Bradley Cooper has given exceptionally well movies that have performed magnificently on the box office and have made people love the actor to great heights. But recently the actor revealed in an interview that he had other plans on his career and might have considered giving up acting but his recent role in the movie Licorice Pizza made him change his mind.
Despite having other arrangements and plans for his acting career, the actor told Mahershala Ali in a recent interview for Variety’s Actors on Actors series that he would have done “everything” to feature in Licorice Pizza.
“The reason that I didn’t give up acting is Paul Thomas Anderson,” said Cooper, 47. “When he called me to maybe be in his movie, Mahershala, I mean really, I think I’d open up a door in his movie. I’d do anything.”
“We broke from Nightmare Alley, I was able to grow a beard and Searchlight was praying that I didn’t get COVID because we had to go back and continue Nightmare Alley,” he recalled, “but I was like, ‘There’s no way I’m not doing it.’ ”
Cooper plays film producer Jon Peters in Licorice Pizza, which was “the first movie back from COVID,” according to Cooper.

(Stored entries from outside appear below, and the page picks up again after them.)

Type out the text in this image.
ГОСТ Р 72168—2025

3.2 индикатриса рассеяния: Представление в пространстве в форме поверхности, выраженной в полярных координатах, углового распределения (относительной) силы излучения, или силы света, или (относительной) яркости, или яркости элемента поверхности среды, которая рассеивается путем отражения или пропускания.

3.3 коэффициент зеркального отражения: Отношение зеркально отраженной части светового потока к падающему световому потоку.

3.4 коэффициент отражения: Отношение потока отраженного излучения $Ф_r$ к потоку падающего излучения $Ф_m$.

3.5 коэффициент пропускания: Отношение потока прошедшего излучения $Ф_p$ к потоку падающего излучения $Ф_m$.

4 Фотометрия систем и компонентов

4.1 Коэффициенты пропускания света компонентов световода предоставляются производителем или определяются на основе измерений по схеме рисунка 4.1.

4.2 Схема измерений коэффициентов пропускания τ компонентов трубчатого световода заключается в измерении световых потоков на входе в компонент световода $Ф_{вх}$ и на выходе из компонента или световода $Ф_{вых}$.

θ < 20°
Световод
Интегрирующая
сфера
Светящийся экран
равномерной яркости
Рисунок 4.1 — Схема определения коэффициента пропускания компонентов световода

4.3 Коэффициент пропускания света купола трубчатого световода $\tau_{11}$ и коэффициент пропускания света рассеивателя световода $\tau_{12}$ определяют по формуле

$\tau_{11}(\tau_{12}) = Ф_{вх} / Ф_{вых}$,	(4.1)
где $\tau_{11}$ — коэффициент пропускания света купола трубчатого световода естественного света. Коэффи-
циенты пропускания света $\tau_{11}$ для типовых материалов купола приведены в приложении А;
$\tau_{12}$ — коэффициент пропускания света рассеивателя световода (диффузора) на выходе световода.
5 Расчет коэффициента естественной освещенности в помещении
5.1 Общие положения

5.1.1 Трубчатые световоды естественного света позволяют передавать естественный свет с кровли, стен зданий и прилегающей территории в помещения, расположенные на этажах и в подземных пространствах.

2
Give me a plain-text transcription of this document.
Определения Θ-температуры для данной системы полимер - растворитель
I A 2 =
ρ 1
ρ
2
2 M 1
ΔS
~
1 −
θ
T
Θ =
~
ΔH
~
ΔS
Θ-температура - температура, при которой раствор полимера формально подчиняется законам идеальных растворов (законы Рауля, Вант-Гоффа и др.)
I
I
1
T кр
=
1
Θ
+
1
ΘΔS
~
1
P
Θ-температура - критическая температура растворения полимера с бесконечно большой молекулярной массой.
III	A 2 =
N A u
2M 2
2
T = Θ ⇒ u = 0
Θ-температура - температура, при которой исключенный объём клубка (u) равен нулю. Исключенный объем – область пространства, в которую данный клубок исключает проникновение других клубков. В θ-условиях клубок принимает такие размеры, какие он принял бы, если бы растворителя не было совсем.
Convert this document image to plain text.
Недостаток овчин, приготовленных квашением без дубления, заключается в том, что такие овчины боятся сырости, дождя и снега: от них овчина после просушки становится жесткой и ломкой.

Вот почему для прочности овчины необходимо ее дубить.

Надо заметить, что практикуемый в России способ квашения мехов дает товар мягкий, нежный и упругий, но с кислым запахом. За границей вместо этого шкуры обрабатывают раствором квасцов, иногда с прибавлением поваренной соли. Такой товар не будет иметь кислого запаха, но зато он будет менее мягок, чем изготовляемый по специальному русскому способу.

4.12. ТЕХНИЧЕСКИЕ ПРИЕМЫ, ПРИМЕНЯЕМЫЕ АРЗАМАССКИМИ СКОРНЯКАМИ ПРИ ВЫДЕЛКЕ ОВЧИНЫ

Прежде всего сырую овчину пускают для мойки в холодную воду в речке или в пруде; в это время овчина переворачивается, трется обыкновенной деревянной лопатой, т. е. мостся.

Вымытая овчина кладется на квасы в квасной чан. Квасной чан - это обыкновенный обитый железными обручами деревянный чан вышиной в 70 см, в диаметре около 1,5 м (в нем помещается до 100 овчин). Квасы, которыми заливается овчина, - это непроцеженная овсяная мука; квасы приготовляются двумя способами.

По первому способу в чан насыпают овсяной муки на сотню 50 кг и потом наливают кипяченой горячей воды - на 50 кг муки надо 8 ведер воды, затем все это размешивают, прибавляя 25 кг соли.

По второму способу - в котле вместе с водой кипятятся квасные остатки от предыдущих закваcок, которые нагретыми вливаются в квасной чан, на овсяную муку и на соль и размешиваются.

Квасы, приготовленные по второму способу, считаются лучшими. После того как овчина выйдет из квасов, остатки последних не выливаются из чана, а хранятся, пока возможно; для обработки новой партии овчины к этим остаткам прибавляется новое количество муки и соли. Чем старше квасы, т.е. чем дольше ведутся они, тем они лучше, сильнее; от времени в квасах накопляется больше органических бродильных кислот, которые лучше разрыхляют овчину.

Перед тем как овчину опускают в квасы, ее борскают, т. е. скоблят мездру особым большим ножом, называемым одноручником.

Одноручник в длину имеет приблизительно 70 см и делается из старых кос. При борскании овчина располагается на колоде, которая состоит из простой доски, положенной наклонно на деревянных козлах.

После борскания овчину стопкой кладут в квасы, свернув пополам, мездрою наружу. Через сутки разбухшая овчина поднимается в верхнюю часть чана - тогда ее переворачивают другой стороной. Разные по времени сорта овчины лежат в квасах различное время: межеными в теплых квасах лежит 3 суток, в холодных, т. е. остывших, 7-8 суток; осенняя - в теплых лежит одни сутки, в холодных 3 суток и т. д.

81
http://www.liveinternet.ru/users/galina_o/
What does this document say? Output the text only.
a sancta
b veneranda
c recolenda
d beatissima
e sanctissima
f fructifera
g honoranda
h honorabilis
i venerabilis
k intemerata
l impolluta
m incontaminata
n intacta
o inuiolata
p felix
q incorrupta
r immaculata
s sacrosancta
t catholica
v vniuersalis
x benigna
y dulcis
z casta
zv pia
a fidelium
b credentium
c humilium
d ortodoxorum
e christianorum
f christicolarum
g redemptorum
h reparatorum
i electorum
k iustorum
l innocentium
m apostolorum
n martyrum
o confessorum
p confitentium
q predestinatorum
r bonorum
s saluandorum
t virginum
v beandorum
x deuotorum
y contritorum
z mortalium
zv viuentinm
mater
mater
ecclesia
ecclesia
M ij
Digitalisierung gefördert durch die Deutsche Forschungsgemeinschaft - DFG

Peters was in a real-life romance with Barbra Streisand for nearly a decade.
“Jon Peters was the beginning of the movie, so I started with everybody else, which was wonderful, rather than coming in when everybody’s already downriver,” Cooper told his The Place Beyond the Pines costar, Ali.
Anderson, 51, wrote, produced, and directed the picture, which also stars Alana Haim, Sean Penn, Tom Waits, and the late Philip Seymour Hoffman’s son Cooper, who is making his big-screen debut.
“I watched all the camera tests. [Paul] was teaching me all about lenses, things I never knew,” Cooper, who earned praise for directing” A Star Is Born, shared. “He’s incredible.”
In regards to Nightmare Alley, which is now in cinemas, Cooper told Ali that the psychological thriller directed by Guillermo del Toro “was an interesting illustration of how uncomfortable I am” as an actor.
“I recall thinking to myself, ‘Oh wow, the men who didn’t employ me want to hire me?'” Cooper remarked. “‘Of course, I have to do it since I’ve never been permitted into that group,’ I thought. It was a combination of insecurity and ego.”
“Fortunately, it turned out to be an amazing experience,” he continued. “And it was fascinating for me to play Stanton Carlisle, a man who has clearly been damaged as a child, who has no parental base, no foundation for love, intimacy, or true connection, and who is surviving only on satisfaction and a frantic drive to discover who he is.”